We spoke during our friendship about the Oneness of the Most High Alone, and he abhorred the very scent of apartheid, bigotry and racism. These were the excellent qualities about this brother that are shooting across my mind waves as I try to complete this article.This brother had such a pure decency about him that, on many occasions, we’d go out and talk to the homeless folk in the Big Apple with comfort and ease. He’d always tell me that he was no better than the next man or woman, so he felt it was a humble duty of his to show love and respect to one and all. He was real.

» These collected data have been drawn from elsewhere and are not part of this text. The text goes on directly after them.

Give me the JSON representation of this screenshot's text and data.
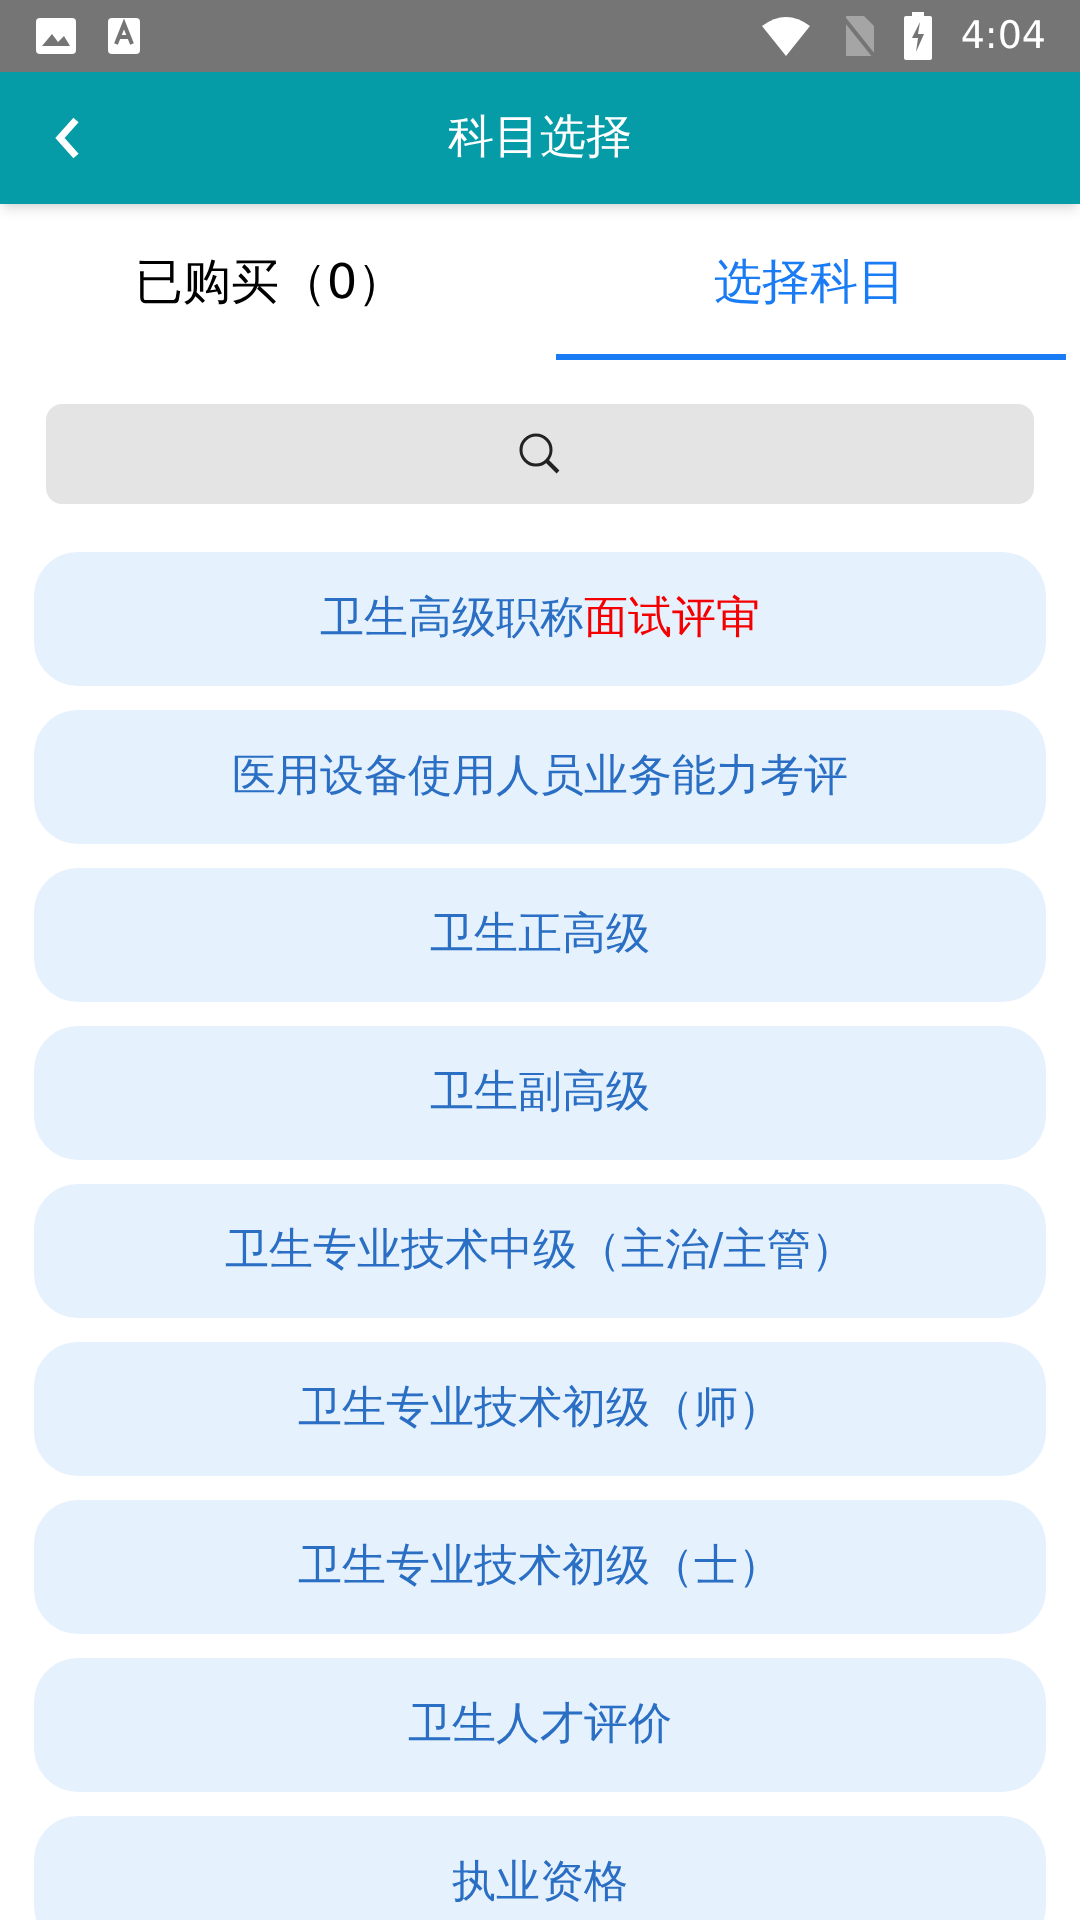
{
  "status_bar": {
    "time": "4:04"
  },
  "header": {
    "title": "科目选择"
  },
  "tabs": [
    {
      "label": "已购买（0）",
      "selected": false
    },
    {
      "label": "选择科目",
      "selected": true
    }
  ],
  "subjects": [
    {
      "label": "卫生高级职称",
      "highlight": "面试评审"
    },
    {
      "label": "医用设备使用人员业务能力考评"
    },
    {
      "label": "卫生正高级"
    },
    {
      "label": "卫生副高级"
    },
    {
      "label": "卫生专业技术中级（主治/主管）"
    },
    {
      "label": "卫生专业技术初级（师）"
    },
    {
      "label": "卫生专业技术初级（士）"
    },
    {
      "label": "卫生人才评价"
    },
    {
      "label": "执业资格"
    }
  ]
}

My late friend would remind that life is short in so many levels of understanding. He’d always tell me, “Remember, Brother, that the next moment in functional time and extended space is not promised to me, you or anyone else, no matter how you or they view life and living from moment-to-moment.” Those words of his have helped guide me for decades, and I’ve come to sensibly know that life is really too short to be playing mind games of witless idiosyncrasies as some unenlightened beings do. On this occasion of my friend’s passing, I’m forced to remind you that some folk who may be lost in negligent limbo may not realize that death is only a heartbeat away.
Please think about that because, again, death is only a heartbeat away. My friend’s passing and all that goes with what I’ve been alluding to surrounding our relationship is part of my message to you today, if you follow my drift.
In mentioning this point once more, I’m only doing so to remind me, you and others that the living process is a privileged voyage, and we mustn’t “play” with this experience that’s given to us by the Creator Alone of everyone and everything. My friend’s death once more is reminding me of the frankness of that last sentence big time.
Sometimes, through ignorance or just plain old forgetfulness, some of us in the living process act as though the next breath is a guarantee. I hope that you’re not like that because it’s definitely not to the spiritually aware among us because, on this occasion, they know that the next breath isn’t a sure thing for them.
When we understand the fragility of the sacred moment we’re in and Who it is who is extending it to us, then we’ll appreciate and value each moment in life even more so. Knowing and fully comprehending this is what my friend’s death is saying to me now, and it’s also saying that we acknowledge and must “Respect Living as a Blessed Sign.”
Understand that life is a gift from God. Enjoy it in submitting to the Most High Alone while it lasts. Rest in peace my friend. Thanks for the memories. A Brighter Upside of Yourself. For today and always, that’s, “As I See It.”